The Literary Agent’s Guide to Writing A Non-fiction Book Proposal (e-book, $3.99) delivers on its title. Author (and agent) Andy Ross offers a handy step-by-step roadmap in creating what he describes as your book’s business plan.
This game plan is more than the proposal. Ross starts by addressing the need for a persuasive query letter to an agent. Why should the agent represent you and your book proposal?
Ross notes that the most popular subject he teaches at writing conference is query letters. His top complaint about bad query letters? They’re too long.
One tip the author dishes is to avoid “sucking up.” he doesn’t want query writers to waste time talking about an agent’s list, or life. For Ross, some writers want to praise him on Cody’s, his bookstore for years. “Don’t waste words with your query,” he warns.
Once an agent is willing to read your book proposal, Ross advocates fast action. Don’t wait a month to send the requested proposal. From prescribing 12 point Times New Roman font to telling you which sample chapter to include, Ross reveals all.
The greatest strength of this book comes from actual proposals he’s used to sell books for clients. The only time Ross strays from the path is when he includes an imagined query for War and Peace from author Tolstoy.
Ross may not be an author who’ll create legions of starry-eyed readers.

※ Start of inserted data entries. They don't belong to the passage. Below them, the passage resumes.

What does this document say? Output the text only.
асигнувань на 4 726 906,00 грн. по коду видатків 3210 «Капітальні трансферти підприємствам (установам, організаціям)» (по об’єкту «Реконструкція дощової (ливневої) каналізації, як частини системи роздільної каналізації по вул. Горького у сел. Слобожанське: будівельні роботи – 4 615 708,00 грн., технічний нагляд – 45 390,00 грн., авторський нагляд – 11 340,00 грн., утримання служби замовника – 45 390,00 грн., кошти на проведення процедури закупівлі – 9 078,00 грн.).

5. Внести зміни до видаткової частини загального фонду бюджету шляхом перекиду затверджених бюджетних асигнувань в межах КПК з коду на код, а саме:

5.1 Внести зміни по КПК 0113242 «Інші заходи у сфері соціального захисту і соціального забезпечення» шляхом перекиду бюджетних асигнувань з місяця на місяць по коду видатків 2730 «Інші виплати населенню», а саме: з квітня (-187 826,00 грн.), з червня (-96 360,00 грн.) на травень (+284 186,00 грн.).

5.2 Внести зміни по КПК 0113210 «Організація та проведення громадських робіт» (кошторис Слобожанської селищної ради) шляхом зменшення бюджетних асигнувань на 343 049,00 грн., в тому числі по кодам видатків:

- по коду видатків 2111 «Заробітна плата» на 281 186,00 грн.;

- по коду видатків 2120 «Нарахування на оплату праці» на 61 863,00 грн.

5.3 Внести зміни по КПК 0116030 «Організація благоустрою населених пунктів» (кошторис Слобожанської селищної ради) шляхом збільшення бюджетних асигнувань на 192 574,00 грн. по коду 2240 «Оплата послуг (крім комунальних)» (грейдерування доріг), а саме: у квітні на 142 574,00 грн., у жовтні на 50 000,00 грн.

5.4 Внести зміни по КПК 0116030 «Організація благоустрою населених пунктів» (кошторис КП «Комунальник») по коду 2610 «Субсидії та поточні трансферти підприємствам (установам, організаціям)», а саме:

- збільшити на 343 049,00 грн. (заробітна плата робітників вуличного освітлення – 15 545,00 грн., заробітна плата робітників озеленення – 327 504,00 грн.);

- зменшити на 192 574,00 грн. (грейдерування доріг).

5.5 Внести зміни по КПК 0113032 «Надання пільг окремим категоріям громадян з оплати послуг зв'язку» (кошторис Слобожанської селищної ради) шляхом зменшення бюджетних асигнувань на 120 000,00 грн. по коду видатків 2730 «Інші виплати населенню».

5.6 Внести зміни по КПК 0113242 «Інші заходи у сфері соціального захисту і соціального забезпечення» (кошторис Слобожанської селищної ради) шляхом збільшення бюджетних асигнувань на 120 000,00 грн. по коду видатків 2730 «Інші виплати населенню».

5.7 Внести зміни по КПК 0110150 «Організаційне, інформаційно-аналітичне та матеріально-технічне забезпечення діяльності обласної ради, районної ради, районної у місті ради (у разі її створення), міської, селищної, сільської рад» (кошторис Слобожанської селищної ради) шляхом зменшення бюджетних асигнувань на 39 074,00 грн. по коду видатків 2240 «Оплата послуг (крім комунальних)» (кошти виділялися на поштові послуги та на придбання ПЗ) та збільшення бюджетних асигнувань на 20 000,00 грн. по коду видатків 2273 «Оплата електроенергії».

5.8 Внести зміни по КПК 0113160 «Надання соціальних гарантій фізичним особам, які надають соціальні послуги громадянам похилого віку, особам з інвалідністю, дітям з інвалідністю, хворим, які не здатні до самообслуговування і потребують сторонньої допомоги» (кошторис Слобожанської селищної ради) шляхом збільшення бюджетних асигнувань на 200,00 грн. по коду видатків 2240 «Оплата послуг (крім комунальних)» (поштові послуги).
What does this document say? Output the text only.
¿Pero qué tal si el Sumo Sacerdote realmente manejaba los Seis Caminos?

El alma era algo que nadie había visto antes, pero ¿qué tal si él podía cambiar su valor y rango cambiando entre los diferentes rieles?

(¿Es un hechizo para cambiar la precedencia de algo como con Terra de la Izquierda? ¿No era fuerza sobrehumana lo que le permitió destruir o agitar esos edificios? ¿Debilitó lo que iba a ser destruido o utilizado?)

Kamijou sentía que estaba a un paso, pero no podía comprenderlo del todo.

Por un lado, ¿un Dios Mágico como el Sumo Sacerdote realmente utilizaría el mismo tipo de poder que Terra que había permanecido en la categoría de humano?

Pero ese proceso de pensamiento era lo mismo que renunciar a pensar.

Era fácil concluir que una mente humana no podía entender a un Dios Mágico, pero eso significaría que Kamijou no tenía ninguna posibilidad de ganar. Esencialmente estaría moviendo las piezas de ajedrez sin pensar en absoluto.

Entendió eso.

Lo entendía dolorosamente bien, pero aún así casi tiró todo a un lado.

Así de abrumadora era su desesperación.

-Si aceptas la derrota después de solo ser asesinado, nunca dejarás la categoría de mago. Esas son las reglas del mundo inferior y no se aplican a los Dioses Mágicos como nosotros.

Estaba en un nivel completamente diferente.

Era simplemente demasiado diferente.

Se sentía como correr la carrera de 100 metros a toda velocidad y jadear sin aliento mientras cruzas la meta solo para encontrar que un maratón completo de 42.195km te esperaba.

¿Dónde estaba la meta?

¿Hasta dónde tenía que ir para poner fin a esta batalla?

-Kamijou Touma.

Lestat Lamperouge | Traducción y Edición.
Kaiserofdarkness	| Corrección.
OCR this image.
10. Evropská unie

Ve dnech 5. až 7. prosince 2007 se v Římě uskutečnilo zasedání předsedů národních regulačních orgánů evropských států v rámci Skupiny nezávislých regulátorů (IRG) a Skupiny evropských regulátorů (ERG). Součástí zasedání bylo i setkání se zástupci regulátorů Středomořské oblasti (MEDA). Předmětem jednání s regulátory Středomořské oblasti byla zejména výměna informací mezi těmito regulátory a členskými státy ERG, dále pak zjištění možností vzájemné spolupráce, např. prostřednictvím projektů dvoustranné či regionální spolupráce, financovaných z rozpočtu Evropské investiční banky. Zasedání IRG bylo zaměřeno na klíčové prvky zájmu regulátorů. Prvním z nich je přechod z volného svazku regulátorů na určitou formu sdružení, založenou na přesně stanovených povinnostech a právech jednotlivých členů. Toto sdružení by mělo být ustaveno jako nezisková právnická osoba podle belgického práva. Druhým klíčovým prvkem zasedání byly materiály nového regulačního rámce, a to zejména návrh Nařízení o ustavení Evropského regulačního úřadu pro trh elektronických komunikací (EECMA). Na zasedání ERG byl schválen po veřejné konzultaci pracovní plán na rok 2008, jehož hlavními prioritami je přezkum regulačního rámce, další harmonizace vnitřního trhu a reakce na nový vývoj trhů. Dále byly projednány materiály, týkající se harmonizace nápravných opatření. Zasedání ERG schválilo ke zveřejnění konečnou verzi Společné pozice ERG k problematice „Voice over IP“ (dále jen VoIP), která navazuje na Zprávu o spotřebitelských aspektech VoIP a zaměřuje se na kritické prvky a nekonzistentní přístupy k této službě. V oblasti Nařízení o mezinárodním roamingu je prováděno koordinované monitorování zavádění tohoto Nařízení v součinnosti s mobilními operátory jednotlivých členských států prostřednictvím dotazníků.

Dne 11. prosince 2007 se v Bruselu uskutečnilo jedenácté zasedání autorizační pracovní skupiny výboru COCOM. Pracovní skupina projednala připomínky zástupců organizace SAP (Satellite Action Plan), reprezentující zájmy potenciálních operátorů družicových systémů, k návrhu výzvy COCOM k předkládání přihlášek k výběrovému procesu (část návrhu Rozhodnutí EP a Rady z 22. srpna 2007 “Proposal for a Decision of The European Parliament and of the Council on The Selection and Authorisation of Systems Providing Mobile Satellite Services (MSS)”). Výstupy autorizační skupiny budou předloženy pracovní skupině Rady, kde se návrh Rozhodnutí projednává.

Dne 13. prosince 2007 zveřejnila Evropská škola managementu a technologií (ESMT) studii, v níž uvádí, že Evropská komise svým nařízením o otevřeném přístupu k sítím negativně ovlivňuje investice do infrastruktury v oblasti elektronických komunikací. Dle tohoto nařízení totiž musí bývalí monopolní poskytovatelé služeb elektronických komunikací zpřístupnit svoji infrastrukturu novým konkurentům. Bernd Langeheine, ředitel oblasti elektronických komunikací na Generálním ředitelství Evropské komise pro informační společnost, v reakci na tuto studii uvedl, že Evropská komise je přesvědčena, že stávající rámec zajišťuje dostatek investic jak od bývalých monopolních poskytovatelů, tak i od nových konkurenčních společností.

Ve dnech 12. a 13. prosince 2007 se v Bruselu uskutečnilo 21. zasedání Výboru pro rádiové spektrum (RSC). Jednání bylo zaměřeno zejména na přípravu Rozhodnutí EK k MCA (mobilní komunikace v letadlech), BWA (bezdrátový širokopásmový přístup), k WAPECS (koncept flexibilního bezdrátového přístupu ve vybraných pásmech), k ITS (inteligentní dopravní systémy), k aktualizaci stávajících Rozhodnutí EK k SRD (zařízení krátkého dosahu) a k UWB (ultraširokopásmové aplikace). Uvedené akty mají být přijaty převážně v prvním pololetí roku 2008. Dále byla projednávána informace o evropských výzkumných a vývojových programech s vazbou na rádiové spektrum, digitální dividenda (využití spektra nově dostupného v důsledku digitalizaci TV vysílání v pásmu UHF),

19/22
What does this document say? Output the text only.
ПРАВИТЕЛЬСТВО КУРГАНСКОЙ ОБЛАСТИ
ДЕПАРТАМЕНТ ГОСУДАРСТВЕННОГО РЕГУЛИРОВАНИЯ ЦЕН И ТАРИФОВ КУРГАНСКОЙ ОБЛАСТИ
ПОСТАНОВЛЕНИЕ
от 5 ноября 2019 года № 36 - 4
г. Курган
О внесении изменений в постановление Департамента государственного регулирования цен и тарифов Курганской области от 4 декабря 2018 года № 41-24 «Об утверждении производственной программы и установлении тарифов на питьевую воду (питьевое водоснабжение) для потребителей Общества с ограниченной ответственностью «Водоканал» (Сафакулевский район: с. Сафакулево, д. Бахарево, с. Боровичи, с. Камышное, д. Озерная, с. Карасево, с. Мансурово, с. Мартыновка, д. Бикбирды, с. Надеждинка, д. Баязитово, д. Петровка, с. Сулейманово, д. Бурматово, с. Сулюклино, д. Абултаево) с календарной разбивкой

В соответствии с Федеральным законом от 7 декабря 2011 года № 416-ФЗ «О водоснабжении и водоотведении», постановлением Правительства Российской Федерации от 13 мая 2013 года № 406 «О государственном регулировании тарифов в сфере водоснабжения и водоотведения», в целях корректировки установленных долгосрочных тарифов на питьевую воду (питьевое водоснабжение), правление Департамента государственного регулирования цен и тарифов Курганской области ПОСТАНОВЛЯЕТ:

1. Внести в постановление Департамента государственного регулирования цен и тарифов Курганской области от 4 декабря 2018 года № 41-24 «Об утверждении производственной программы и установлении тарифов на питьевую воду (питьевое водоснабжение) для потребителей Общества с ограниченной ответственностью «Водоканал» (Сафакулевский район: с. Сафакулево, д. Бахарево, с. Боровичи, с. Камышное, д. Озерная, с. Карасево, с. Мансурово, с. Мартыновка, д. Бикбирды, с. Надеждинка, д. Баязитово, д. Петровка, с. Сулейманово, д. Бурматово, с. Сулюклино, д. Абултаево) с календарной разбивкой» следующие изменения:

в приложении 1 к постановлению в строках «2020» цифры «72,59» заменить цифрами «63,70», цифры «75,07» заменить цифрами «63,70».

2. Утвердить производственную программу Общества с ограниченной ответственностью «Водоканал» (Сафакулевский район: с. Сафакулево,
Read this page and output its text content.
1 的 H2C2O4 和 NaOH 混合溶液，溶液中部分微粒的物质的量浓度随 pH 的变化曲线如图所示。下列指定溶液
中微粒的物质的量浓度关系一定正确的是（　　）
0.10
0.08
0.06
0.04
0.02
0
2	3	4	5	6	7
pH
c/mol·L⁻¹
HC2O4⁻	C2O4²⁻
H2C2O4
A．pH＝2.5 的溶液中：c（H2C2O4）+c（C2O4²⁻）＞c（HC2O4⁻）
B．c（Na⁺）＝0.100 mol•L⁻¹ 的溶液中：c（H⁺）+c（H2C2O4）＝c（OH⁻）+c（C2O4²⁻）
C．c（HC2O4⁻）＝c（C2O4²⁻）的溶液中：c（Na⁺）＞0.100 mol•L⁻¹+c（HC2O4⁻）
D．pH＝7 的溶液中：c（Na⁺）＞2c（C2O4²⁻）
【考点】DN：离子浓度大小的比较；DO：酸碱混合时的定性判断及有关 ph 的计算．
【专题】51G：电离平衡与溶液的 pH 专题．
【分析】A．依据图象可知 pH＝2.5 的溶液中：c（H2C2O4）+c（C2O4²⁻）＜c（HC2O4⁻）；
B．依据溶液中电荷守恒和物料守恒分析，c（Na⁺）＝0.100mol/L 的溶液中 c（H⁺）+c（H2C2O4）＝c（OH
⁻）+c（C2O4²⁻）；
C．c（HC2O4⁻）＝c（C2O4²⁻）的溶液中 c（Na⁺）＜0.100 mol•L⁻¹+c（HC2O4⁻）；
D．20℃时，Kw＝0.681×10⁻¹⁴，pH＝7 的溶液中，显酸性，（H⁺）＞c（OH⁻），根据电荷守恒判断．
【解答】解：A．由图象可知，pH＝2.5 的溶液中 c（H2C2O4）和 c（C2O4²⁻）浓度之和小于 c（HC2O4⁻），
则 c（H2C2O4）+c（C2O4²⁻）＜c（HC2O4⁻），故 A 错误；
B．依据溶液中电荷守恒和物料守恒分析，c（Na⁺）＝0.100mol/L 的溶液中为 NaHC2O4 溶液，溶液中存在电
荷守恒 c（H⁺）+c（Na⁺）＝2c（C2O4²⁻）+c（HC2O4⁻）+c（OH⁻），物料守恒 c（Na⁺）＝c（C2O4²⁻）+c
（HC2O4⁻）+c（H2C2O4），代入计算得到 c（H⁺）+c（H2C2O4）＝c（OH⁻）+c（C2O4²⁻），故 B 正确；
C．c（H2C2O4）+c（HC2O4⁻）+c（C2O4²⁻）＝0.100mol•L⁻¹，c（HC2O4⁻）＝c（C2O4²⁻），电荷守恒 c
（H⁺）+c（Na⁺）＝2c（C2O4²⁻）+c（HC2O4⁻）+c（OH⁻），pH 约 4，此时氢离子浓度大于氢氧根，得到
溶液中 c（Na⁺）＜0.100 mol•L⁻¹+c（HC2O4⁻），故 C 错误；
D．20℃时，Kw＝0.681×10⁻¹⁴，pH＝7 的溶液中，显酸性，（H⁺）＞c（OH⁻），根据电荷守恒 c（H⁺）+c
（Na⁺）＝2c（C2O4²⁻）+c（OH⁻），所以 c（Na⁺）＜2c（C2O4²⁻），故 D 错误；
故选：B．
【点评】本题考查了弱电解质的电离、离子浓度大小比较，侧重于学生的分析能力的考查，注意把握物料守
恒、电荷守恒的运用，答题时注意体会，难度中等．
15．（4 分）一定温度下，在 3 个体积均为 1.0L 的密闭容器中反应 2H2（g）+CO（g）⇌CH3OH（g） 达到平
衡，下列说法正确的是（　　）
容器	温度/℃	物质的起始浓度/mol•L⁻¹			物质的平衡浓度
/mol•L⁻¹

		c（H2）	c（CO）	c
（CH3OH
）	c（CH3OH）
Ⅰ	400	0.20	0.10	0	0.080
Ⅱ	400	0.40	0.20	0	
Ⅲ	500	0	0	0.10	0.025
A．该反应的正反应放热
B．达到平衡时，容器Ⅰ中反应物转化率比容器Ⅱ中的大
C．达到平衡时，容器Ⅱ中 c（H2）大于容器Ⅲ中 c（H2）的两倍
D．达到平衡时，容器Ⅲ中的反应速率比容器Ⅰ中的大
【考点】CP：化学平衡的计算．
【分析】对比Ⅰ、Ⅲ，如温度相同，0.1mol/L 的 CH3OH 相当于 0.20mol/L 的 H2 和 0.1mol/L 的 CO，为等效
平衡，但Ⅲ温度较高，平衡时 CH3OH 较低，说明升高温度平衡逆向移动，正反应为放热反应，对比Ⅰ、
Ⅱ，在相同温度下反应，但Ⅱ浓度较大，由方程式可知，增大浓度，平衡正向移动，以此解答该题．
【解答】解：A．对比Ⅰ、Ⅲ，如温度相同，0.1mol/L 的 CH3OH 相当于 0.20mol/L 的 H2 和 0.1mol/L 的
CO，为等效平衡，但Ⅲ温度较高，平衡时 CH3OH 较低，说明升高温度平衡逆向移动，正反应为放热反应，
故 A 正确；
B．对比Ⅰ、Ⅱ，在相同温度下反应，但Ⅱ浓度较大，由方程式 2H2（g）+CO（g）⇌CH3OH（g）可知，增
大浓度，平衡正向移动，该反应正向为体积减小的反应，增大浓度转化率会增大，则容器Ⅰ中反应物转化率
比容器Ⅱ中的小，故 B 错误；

He mentions that he gets 10 to 20 query letters a day, only to choose 10 to 20 projects to represent in a given year. “We have become the gatekeepers of book publishing,” he writes. “We filter out the bad stuff, and only deliver the best quality projects for publishers to evaluate.”
Nonetheless, such a clear, level-headed attitude means Ross is the right pick for non-fiction authors wanting a good strategy before they battle for publication.